El guardián lamentó el fracaso. El joven necesitaba un empujoncito en el ánimo. Su cara huesuda y demacrada desmentía la entereza que aparentaba. Días atrás, fray Pedro había decidido pedir consejo a su homólogo mexicano.

—Un piano —había respondido el otro sin dudar.

—¿Lo toca? ¡Vaya sorpresa!

—Aprendió aquí. Es muy talentoso.

«Eso lo ayudará a mantenerse en pie cuando llegue lo que está por venir. Cuídemelo, Señor. Mire como amaneció el convento hoy. Espero que nadie viera lo que pegaron en la puerta. Lo quité rapidito. No comprendo lo que sucede. ¿Qué tenemos que ver nosotros con la desaparición de unos estudiantes? Me preocupa que tenga relación con lo de los documentos. Ilumíneme el sendero, Padrecito. Voy a oscuras por el margen de un río plagado de cocodrilos».

Fray Lucas despertó al día siguiente con una sensación de efervescencia. El hecho de tener un piano, aunque estuviera en malas condiciones, le hacía sentir menos extraño en aquel lugar. Tras el rezo de maitines, fue a dar un paseo con Canela. Cuando regresaron, el fraile se puso en cuclillas frente a él y le susurró al oído.

—Si te portas bien, te permito entrar conmigo y escucharme tocar.

El perro, aun sin comprender a qué se refería, puso su mejor cara por identificar aquel tono de voz con una propuesta interesante.

Una vez en la sala, se tumbó a su lado. A Fray Lucas le vino a la memoria una trastada de su infancia. Aprovechando que los frailes rezaban la tercia, había abierto las verjas de la granja y guiado a sus residentes hasta el piano.

—¿Sabes, Canela?
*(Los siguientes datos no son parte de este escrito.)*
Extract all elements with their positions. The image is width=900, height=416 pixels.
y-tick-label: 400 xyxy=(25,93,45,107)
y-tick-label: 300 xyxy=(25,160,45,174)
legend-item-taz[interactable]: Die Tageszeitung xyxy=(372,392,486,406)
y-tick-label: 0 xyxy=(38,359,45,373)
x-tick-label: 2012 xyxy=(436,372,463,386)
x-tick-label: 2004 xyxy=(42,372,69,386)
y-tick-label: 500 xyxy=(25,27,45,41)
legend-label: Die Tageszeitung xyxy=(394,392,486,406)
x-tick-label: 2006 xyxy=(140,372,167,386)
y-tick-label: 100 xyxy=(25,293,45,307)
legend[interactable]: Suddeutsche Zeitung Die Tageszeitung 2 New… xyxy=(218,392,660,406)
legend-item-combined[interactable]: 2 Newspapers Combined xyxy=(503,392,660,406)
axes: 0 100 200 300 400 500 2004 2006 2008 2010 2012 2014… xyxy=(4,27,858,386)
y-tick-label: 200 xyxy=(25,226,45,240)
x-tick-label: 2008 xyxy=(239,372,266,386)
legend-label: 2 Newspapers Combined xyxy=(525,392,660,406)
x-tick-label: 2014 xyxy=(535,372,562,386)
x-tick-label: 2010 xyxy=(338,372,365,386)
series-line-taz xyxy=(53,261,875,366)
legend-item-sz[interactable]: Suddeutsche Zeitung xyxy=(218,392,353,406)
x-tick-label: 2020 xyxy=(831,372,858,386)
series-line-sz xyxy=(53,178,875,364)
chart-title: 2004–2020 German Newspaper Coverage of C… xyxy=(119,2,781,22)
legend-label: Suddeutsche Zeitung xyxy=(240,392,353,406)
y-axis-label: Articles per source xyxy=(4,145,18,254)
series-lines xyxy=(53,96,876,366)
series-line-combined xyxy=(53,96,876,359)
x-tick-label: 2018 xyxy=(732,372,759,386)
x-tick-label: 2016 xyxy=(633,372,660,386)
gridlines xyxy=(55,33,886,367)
Interpreté para ellos Golliwogg’s Cake Walk de Debussy. ¡La que se armó! Los patos dando vueltas en fila, las gallinas a lo loco cacareando, los perros ladrando...

El fraile rio al recordar cómo una gallina había puesto un huevo encima del piano.

—Benditos animales —dijo enjugándose risueño las lágrimas antes de colocar las manos en el primer acorde de la Sonata n.º 8 en la menor, KV 310, de Mozart.